All under the triple tree.

[128] I thought I had discovered this ingenious person to be the honourable Edward Howard, author of the "British Princes," who, in the preface to the "Woman's Conquest," has this passage: "And here I cannot chuse but reflect on our mean imitation of French plays, by introducing of servants and waiting-women to have parts, without being essential characters; an error well avoided by our former writers, who never admitted any otherwise than as messengers and attendants, except on the account of being characters, as is to be seen by Numphs in "Bartholomew Fair," and Face in the "Alchymist;" the latter of which (notwithstanding what can be objected against him) may deservedly be granted one of the best parts on our English stage." But the passage does not quite correspond with the sentiment in the text; besides, the "Woman's Conquest" did not appear till 1670-1, two years after the Essay.
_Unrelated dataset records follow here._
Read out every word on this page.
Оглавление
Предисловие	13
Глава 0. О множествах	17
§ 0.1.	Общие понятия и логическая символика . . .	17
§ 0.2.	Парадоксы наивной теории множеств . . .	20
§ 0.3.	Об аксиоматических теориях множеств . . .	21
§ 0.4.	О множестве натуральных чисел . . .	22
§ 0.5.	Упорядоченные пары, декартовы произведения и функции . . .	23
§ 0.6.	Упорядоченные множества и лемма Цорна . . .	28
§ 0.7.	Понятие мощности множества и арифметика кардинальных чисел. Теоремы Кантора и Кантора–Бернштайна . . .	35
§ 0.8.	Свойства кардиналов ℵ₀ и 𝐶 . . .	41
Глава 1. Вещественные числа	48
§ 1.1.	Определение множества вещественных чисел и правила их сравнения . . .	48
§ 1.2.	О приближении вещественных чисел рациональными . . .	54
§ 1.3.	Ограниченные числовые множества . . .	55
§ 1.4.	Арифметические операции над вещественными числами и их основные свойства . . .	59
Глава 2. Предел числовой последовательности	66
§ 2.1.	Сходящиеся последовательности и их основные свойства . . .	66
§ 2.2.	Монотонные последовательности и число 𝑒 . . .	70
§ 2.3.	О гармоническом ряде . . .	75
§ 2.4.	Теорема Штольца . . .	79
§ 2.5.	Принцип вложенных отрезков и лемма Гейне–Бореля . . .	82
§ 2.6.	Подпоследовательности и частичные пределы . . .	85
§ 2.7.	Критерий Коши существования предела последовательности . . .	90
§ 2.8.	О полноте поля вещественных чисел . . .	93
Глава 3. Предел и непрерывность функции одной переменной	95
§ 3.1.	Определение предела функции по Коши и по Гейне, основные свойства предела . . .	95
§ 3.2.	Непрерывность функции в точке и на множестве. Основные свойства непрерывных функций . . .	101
The preface contains some oblique attacks upon Dryden.

[129] Our author's last play of "Love Triumphant" is winded up in the last act by the mere change of will on the part of Veramond.

[130] Velleius Paterculus, I. 17.

[131] Here the first edition has, "by Mr Hart." This play was first acted in 1661, under the title of "The Liar," and revived in 1685, under that of "The Mistaken Beauty."

[132] In 1642.

[133] "The Adventures of five Hours," is a comedy imitated from the Spanish of Calderon, by Sir Samuel Tuke, with some assistance from the Earl of Bristol. It was acted at court 1663, and received great applause. Cowley writes a laudatory poem, for which in the "Session of Poets" he is censured by Apollo; Diego is described, in the characters of the dramatis personæ, as "servant to Octavio, bred a scholar, a great coward, and a pleasant droll." It would seem from the preface, that this mode of affixing characters to the dramatis personæ was then a novelty.

[134] The custom of placing an hour-glass before the clergyman was then common in England. It is still the furniture of a country pulpit in Scotland. A facetious preacher used to press his audience to take another glass with him.

[135] Most modern readers revolt at the incident, as a monstrous improbability.

[136] The insolence with which the dry and dogged Jonson used to carp at Shakespeare, is highly illustrative of that jealousy with which he is taxed by Drummond of Hawthornden. The most memorable attack on Shakespeare, on the score mentioned in the text, is the prologue to "Every Man in his Humour."